- The new kernel was also installed on server (and a new initrd image made). Testing it will have to wait for a reboot.
- A NAMD job was started on 6 new machines excluding the server. This job (which avoids calculation-wise the server) appears to be stable.
On a second thought, both this scenario and the one that follows may be correct (and we may actually have been seeing a double fault).

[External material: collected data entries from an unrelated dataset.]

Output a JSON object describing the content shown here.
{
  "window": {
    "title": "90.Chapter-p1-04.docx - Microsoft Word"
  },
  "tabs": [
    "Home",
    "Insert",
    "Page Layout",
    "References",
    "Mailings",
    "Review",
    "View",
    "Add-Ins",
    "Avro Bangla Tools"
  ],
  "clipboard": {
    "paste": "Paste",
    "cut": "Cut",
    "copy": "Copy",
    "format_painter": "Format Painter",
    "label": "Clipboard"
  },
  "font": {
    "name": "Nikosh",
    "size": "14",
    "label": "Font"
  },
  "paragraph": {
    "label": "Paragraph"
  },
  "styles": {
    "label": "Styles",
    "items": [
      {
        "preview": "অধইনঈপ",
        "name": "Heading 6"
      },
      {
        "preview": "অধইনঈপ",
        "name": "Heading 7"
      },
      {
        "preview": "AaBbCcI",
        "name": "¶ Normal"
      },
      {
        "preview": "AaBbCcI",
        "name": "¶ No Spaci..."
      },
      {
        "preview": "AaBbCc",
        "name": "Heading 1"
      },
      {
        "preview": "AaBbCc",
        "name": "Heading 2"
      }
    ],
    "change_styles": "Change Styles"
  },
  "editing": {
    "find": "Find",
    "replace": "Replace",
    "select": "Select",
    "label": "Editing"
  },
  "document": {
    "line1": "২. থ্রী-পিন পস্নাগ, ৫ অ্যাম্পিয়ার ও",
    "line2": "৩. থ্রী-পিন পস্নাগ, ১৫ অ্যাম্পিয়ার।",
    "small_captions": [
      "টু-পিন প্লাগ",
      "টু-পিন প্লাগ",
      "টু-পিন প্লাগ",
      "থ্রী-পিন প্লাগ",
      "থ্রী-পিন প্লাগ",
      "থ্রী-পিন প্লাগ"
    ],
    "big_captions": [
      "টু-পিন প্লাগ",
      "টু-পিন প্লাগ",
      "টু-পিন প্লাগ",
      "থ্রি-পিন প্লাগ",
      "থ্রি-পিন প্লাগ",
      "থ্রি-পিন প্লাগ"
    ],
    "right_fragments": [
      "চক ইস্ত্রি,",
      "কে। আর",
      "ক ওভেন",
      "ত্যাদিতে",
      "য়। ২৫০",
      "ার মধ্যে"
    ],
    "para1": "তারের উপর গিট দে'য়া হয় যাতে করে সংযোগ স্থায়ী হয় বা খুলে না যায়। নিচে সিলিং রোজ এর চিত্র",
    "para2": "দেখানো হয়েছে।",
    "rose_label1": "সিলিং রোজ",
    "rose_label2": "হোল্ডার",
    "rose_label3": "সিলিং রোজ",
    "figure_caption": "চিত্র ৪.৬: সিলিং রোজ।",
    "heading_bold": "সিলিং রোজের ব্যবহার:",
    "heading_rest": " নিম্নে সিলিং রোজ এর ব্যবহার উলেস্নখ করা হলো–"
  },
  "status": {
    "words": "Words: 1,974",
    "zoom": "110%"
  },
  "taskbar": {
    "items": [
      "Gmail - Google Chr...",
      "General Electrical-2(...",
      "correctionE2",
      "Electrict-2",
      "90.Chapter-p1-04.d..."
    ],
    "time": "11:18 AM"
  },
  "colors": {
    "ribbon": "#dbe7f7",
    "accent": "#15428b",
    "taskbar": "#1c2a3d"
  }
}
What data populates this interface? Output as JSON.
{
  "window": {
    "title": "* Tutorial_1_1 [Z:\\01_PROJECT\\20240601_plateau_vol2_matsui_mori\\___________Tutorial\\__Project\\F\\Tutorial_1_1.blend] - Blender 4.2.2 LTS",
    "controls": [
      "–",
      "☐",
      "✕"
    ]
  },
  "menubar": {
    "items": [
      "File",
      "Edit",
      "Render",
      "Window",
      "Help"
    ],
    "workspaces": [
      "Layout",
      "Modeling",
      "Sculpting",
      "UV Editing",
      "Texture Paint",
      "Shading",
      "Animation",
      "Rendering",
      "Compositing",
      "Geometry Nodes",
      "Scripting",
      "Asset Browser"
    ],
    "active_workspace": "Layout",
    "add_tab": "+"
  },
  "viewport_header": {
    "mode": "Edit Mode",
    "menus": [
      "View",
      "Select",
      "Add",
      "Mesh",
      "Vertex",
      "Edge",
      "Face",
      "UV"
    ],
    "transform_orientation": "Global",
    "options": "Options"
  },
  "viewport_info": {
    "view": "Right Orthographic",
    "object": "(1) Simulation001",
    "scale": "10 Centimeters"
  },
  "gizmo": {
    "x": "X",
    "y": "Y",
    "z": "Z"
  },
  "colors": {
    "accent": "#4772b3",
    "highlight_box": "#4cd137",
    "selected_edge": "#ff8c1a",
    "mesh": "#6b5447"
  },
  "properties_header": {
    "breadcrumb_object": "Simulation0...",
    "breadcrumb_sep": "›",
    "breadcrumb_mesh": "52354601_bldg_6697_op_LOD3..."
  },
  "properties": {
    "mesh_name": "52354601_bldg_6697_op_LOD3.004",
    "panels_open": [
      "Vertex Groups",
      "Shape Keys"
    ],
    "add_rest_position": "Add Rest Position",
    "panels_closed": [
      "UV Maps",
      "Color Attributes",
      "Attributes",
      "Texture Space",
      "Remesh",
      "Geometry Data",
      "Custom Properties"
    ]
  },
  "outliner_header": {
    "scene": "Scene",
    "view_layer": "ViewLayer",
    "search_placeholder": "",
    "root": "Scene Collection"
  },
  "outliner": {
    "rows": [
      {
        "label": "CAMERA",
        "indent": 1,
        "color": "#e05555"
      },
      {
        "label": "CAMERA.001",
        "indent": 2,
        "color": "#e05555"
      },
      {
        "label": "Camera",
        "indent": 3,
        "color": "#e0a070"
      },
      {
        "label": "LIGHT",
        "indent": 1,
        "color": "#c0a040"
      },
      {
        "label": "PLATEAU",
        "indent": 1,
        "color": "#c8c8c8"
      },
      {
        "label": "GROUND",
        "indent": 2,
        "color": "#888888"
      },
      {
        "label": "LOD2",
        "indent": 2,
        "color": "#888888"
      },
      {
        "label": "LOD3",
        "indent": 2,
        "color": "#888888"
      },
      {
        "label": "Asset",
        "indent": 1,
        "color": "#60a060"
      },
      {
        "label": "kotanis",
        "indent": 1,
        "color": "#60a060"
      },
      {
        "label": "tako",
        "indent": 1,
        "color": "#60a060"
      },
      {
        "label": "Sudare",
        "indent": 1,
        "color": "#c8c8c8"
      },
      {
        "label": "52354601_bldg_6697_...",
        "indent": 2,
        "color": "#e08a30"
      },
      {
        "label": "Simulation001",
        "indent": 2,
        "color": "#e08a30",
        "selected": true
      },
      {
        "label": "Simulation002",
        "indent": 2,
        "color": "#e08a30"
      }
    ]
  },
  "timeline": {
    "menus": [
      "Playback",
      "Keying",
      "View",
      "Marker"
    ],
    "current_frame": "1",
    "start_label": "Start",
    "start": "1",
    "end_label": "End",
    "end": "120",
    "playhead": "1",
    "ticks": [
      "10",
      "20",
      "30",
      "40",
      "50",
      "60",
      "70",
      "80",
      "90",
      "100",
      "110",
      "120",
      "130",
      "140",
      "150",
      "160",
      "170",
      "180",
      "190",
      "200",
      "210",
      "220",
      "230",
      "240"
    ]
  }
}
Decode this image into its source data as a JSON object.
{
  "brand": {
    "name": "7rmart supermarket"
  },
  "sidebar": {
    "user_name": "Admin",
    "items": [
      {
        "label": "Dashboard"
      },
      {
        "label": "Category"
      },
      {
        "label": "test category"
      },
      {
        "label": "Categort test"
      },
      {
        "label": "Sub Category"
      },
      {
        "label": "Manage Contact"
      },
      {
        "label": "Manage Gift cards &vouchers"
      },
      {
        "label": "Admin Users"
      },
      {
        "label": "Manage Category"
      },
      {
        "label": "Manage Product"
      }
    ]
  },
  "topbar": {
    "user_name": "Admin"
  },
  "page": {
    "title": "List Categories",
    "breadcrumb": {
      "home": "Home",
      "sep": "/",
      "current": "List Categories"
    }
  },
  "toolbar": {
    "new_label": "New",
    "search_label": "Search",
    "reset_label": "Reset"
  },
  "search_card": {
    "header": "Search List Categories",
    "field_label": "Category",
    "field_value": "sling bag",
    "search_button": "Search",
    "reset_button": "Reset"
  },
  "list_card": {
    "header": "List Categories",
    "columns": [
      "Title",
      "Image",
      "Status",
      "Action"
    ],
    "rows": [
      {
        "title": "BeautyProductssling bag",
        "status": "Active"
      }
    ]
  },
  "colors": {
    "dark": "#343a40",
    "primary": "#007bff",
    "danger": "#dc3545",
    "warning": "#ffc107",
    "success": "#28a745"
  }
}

Previous 'best' explanation
The server uses a script to fetch motherboard temperatures from the nodes. The original version of the script used a 'cat /mfs/... | awk ...' command to do the trick. The trouble was that the reference to mfs caused a significant memory leak on the server side (due to the usage of pipes ?). To avoid memory leakage, the nodes' filesystem was accessed via an rsh command (in the spirit of rsh 190.100.100.111 cat /var/tmp/temp | awk .... This looked like a pretty innocent thing to do, but then again, unix sometimes does work in mysterious ways : since this script was put to use, NAMD jobs (submitted via SGE) started misbehaving. The most annoying misbehaviour was that the job would stop executing with no error message (and with the job still in the queue, SGE thinking that it was running). That the problem was with this script was confirmed by switching back to the memory-leaking version, starting a NAMD job, watch it running without problems for 5-6 hours, switch back to the rsh-based version, and seeing it dying again (actually, not dying, stop executing). Then the light came in the form of the standard output of the parallel environment (a copy of which is present in almost every NAMD directory) :
-catch_rsh /work/sge/default/spool/pc07/active_jobs/337.1/pe_hostfile pc07 pc04 pc14 pc16 pc12 pc15 pc11 pc05 pc13The 'catch_rsh' it is : SGE was wrongly catching the rsh command that the server was using for fetching the temperatures causing mayhem. My best explanation as to why all went wrong is that SGE was feeding the temperature-related rsh sequence into the NAMD stream (but this is hand-waving). The cure was pretty straightforward. Replace :
#!/bin/bash if (($1=="25700")); then /bin/cat /var/tmp/temp | /bin/awk '{print $3}' ...with
#!/bin/bash --noprofile if (($1=="25700")); then /bin/cat /var/tmp/temp | /bin/awk '{print $3}' ...and you're done : with the '--noprofile' bash will no read the SGE configuration, rsh will not be catched by SGE, and all should be back to normal. Or, not ?